Узнав от Алексея, что положенную в кадке картинку рисовал Мур, японцы просили его нарисовать им русский корабль. Он, полагая, что одним рисунком дело и кончится, потщился{177} сделать им очень хорошую картинку и этим выиграл то, что ему ослабили веревки на локтях, но зато беспрестанно просили то тот, то другой нарисовать им корабль. Работа эта для него одного была очень трудна, и Хлебников стал ему помогать, а я, не умея рисовать, писал им что-нибудь на веерах. Все они нетерпеливо желали, чтобы у них на веерах было написано что-нибудь по-русски, и просили нас о том неотступно не только для себя, но и для знакомых своих; другие приносили вееров по десяти и более вдруг, чтоб мы написали им русскую азбуку, или японскую русскими буквами, или счет русский, либо наши имена, песню или что нам самим угодно.
Они скоро приметили, что Мур и Хлебников писали очень хорошим почерком, а я дурно, и потому беспрестанно к ним прибегали, а меня просили писать только тогда, когда те были заняты. Японцы было и матросов просили писать на веерах, но крайне удивились, когда они отозвались неумением.[67]
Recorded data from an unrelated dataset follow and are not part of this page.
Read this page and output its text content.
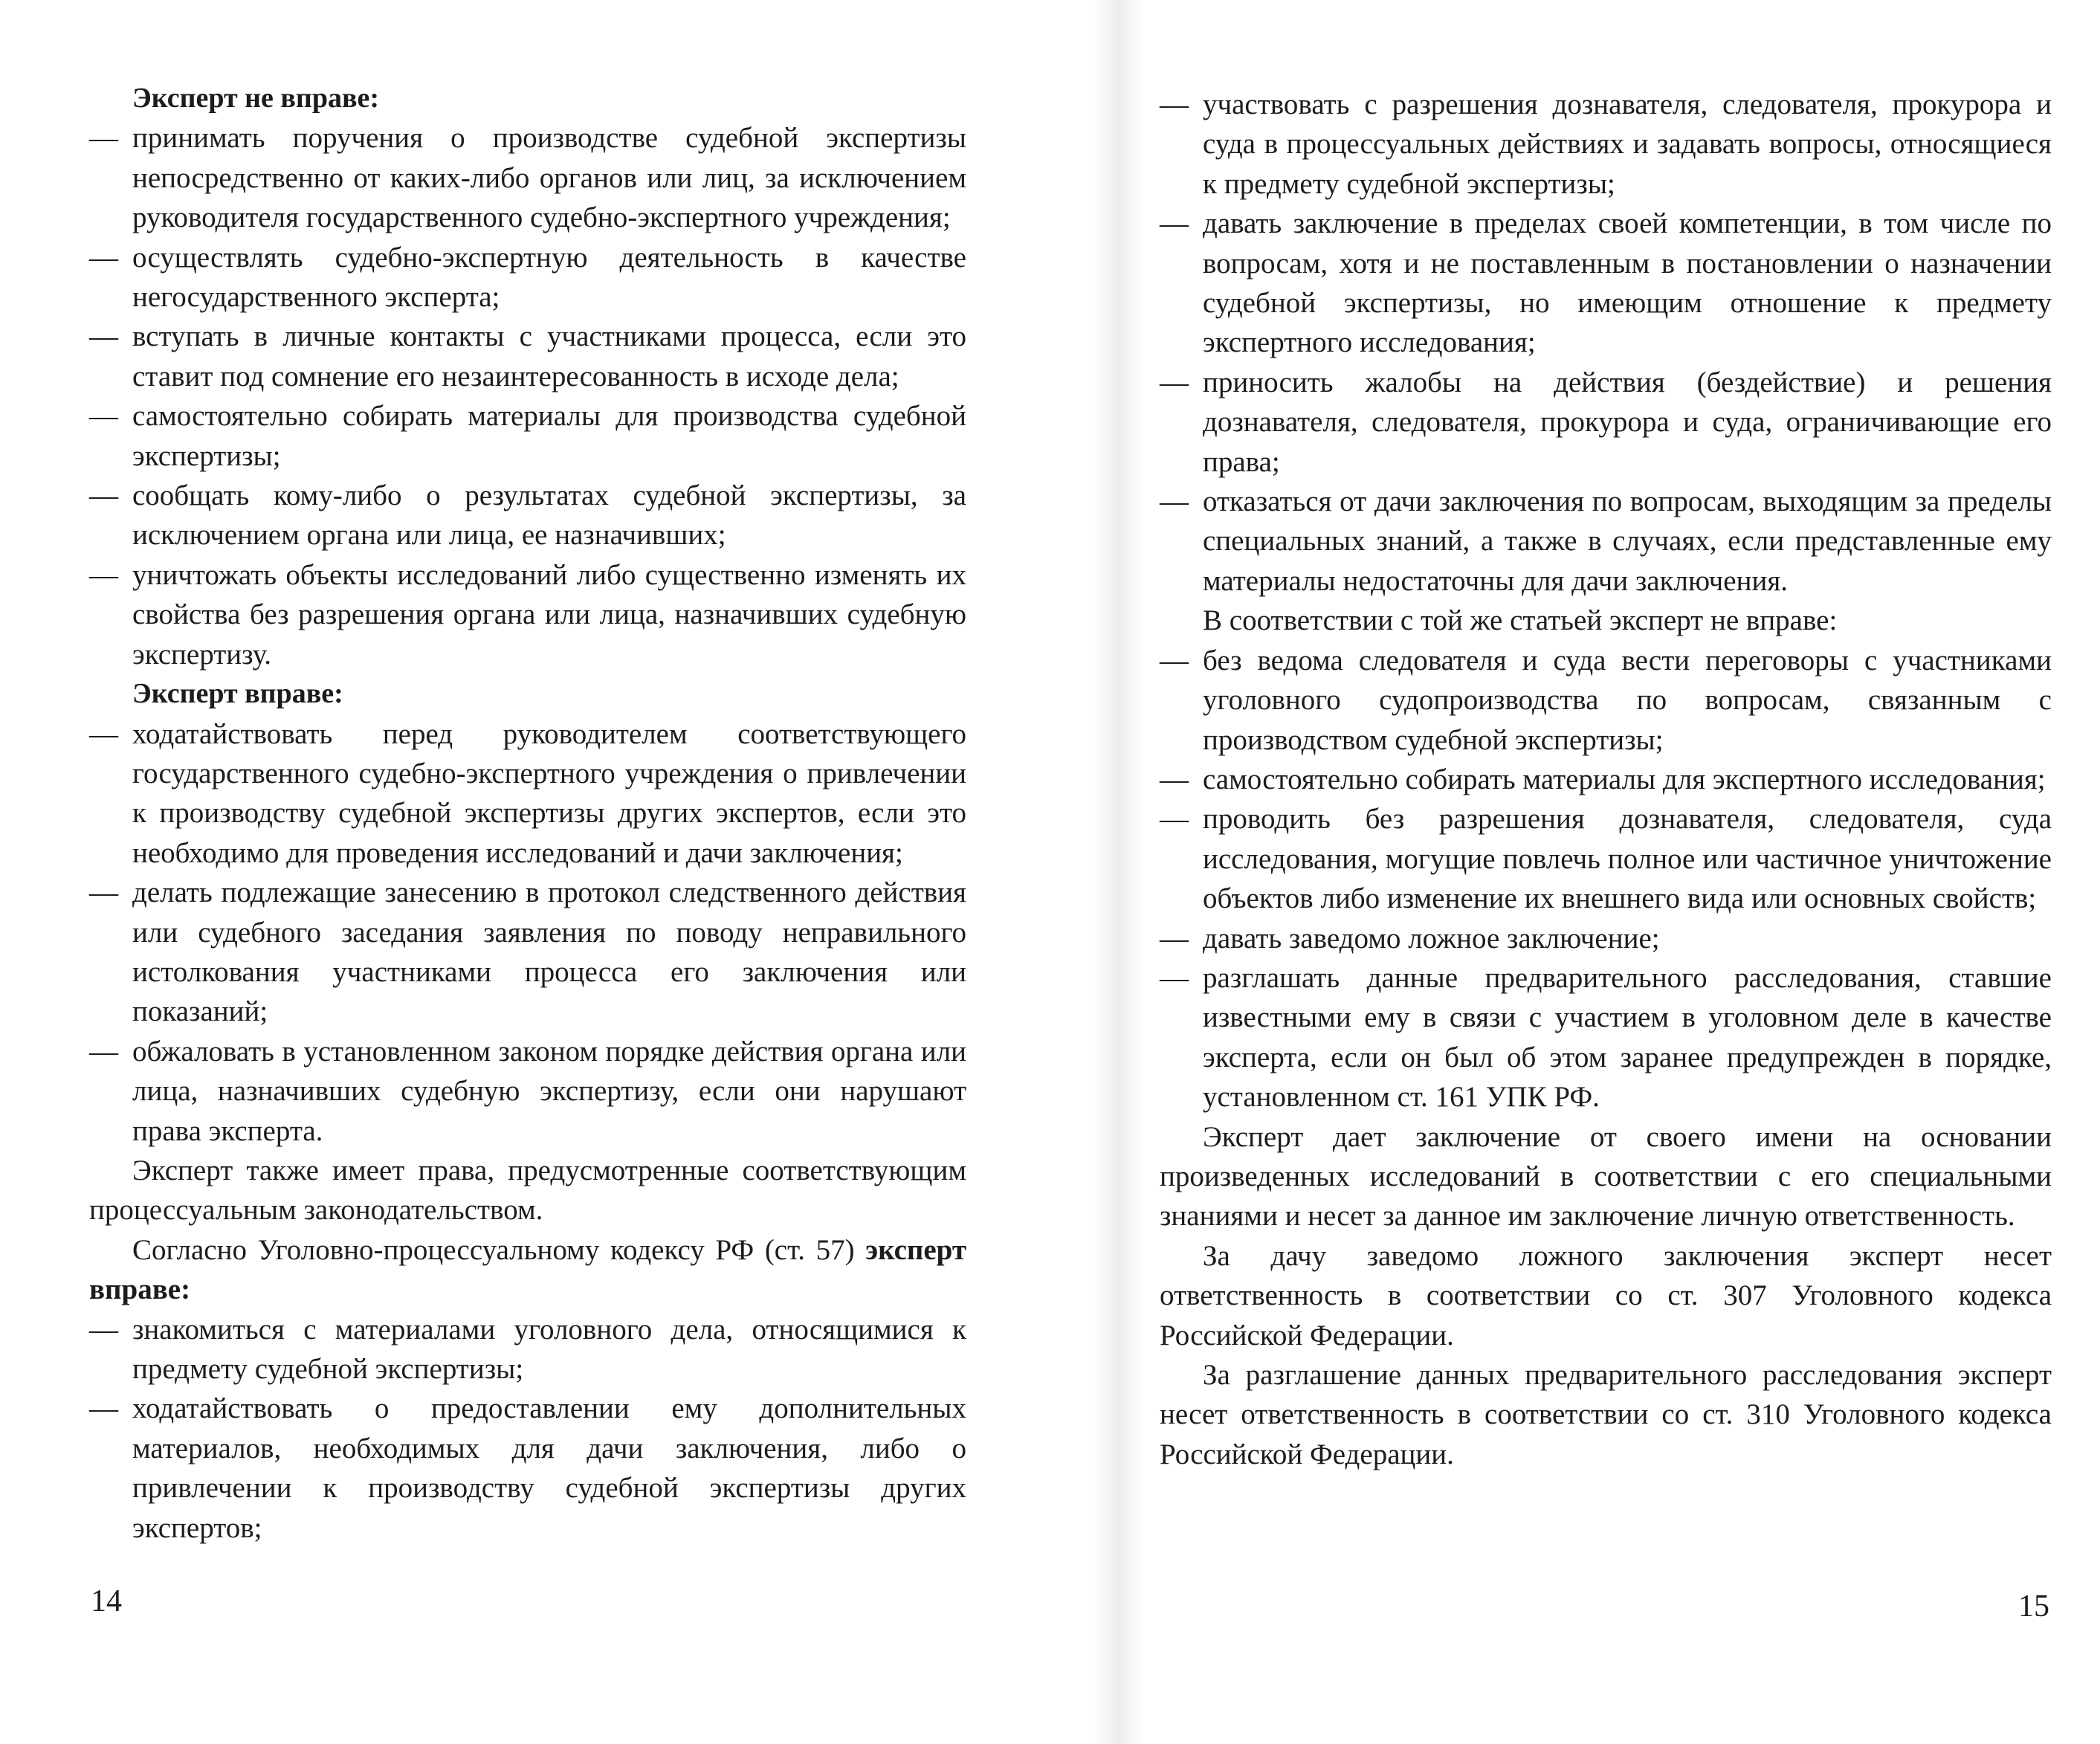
Эксперт не вправе:

— принимать поручения о производстве судебной экспертизы непосредственно от каких-либо органов или лиц, за исключением руководителя государственного судебно-экспертного учреждения;

— осуществлять судебно-экспертную деятельность в качестве негосударственного эксперта;

— вступать в личные контакты с участниками процесса, если это ставит под сомнение его незаинтересованность в исходе дела;

— самостоятельно собирать материалы для производства судебной экспертизы;

— сообщать кому-либо о результатах судебной экспертизы, за исключением органа или лица, ее назначивших;

— уничтожать объекты исследований либо существенно изменять их свойства без разрешения органа или лица, назначивших судебную экспертизу.

Эксперт вправе:

— ходатайствовать перед руководителем соответствующего государственного судебно-экспертного учреждения о привлечении к производству судебной экспертизы других экспертов, если это необходимо для проведения исследований и дачи заключения;

— делать подлежащие занесению в протокол следственного действия или судебного заседания заявления по поводу неправильного истолкования участниками процесса его заключения или показаний;

— обжаловать в установленном законом порядке действия органа или лица, назначивших судебную экспертизу, если они нарушают права эксперта.

Эксперт также имеет права, предусмотренные соответствующим процессуальным законодательством.

Согласно Уголовно-процессуальному кодексу РФ (ст. 57) эксперт вправе:

— знакомиться с материалами уголовного дела, относящимися к предмету судебной экспертизы;

— ходатайствовать о предоставлении ему дополнительных материалов, необходимых для дачи заключения, либо о привлечении к производству судебной экспертизы других экспертов;

14

— участвовать с разрешения дознавателя, следователя, прокурора и суда в процессуальных действиях и задавать вопросы, относящиеся к предмету судебной экспертизы;

— давать заключение в пределах своей компетенции, в том числе по вопросам, хотя и не поставленным в постановлении о назначении судебной экспертизы, но имеющим отношение к предмету экспертного исследования;

— приносить жалобы на действия (бездействие) и решения дознавателя, следователя, прокурора и суда, ограничивающие его права;

— отказаться от дачи заключения по вопросам, выходящим за пределы специальных знаний, а также в случаях, если представленные ему материалы недостаточны для дачи заключения.

В соответствии с той же статьей эксперт не вправе:

— без ведома следователя и суда вести переговоры с участниками уголовного судопроизводства по вопросам, связанным с производством судебной экспертизы;

— самостоятельно собирать материалы для экспертного исследования;

— проводить без разрешения дознавателя, следователя, суда исследования, могущие повлечь полное или частичное уничтожение объектов либо изменение их внешнего вида или основных свойств;

— давать заведомо ложное заключение;

— разглашать данные предварительного расследования, ставшие известными ему в связи с участием в уголовном деле в качестве эксперта, если он был об этом заранее предупрежден в порядке, установленном ст. 161 УПК РФ.

Эксперт дает заключение от своего имени на основании произведенных исследований в соответствии с его специальными знаниями и несет за данное им заключение личную ответственность.

За дачу заведомо ложного заключения эксперт несет ответственность в соответствии со ст. 307 Уголовного кодекса Российской Федерации.

За разглашение данных предварительного расследования эксперт несет ответственность в соответствии со ст. 310 Уголовного кодекса Российской Федерации.

15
Во всю дорогу мы им исписали несколько сот вееров и листов бумаги. Надобно сказать, однако ж, что они никогда не принуждали нас писать, но всегда просили самым учтивым образом и после не упускали благодарить, поднеся написанный лист ко лбу и наклоняя голову, а часто в благодарность потчевали чем-нибудь или дарили хорошего курительного табаку.
Когда у нас развязали руки, японцы стали давать нам курить табак из своих рук, опасаясь вверить нам трубки, чтоб мы чубуком не умертвили себя; но после, наскучив этим, сделали совет и решились дать трубки нам самим, с такою только осторожностью, что на концах чубуков подле мундштука насадили деревянные шарики, около куриного яйца величиною; но когда мы, засмеявшись, показали им знаками, что с помощью этого шарика легче подавиться, нежели простым чубуком, тогда они и сами стали смеяться и велели Алексею сказать нам, что японский закон повелевает им брать все возможные осторожности, чтоб находящиеся под арестом не могли лишить себя жизни.
Любопытство японцев было так велико, что на всяком постое почти беспрестанно нас расспрашивали, как, например, имена наши, каких мы лет, сколько у нас родни, где, из чего и как сделаны бывшие тогда при нас вещи и прочее, и записывали все наши ответы. Более же всего любопытствовали они знать русские слова, и почти каждый из них составлял для себя лексикончик, отбирая названия разным вещам то от нас, то от матросов. Заметив это, мы заключили, что они поступают так не из любопытства, а по приказанию начальства, следовательно, в ответах своих должны мы были наблюдать большую осторожность. 29 и 30 июля мы пробыли на одном месте.